Where would you like to see the Insurtech industry in five years, and why?
Today there are two facts to note about the Insurtech industry. First, there are very large Insurtech companies operating at a high level – Next, Coalition, Pie, At-Bay to name a few. All of these companies operate in commercial lines of insurance with very different distribution strategies as compared with Insurtech 1.0 companies like Lemonade, Root, and Hippo. These private companies also have the benefit of learning from that first wave of Insurtech IPOs. Second, the IPO window is largely closed today, as demonstrated by the significant drop in volume of public offerings over the last 12 months.
Once this reopens, hopefully in 12-24 months, I suspect we will see successful public listings for some companies. This should create a tailwind for earlier stage Insurtech startups, especially those in commercial insurance, to be able to raise favorable growth equity rounds again.

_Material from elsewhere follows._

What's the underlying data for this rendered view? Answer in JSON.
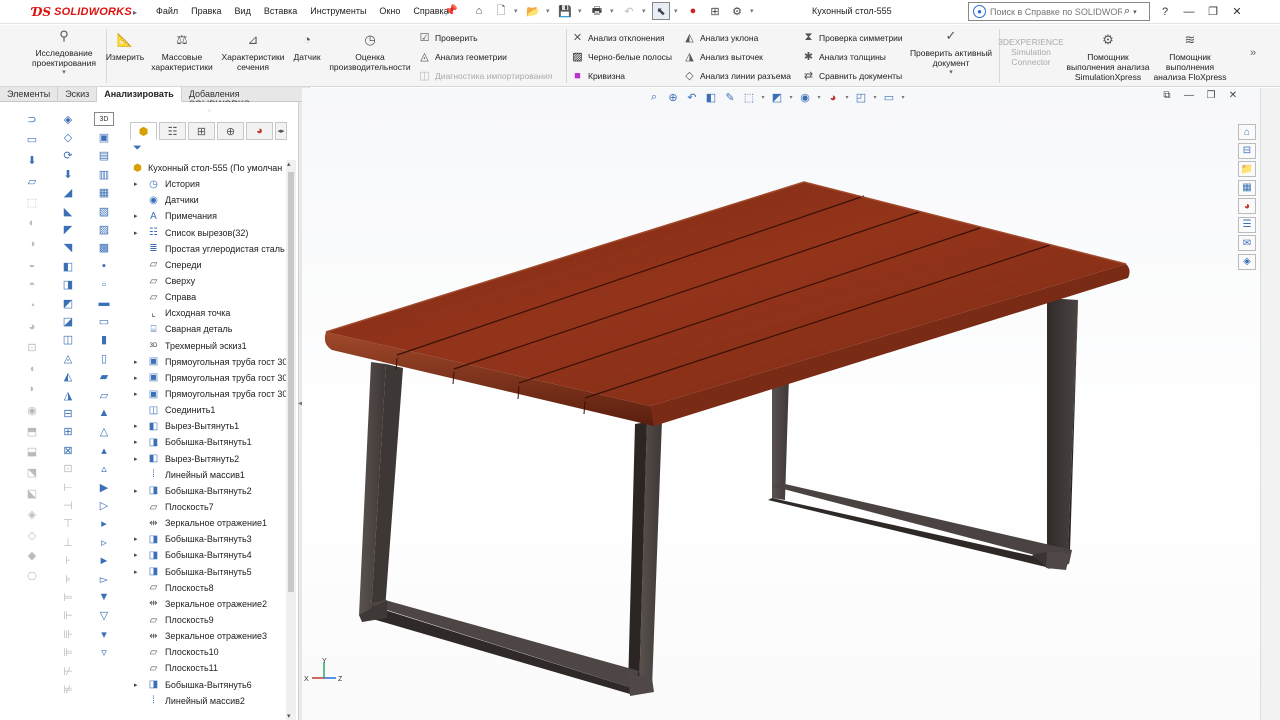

Also, it could generate increased M&A activity from incumbent carriers. Thus, in five years’ time, I expect to see many of today’s best seed and series A Insurtechs in very good positions.
What inspires you in the Insurtech space today, and why?
A very inspiring trend is true product innovation in insurance. My colleagues have led deals for companies that insure IVF treatments, social media influencers, and artificial intelligence. I love talking about these unique risk transfer solutions being applied to real problems in our world today. I expect we will continue to see many more like them.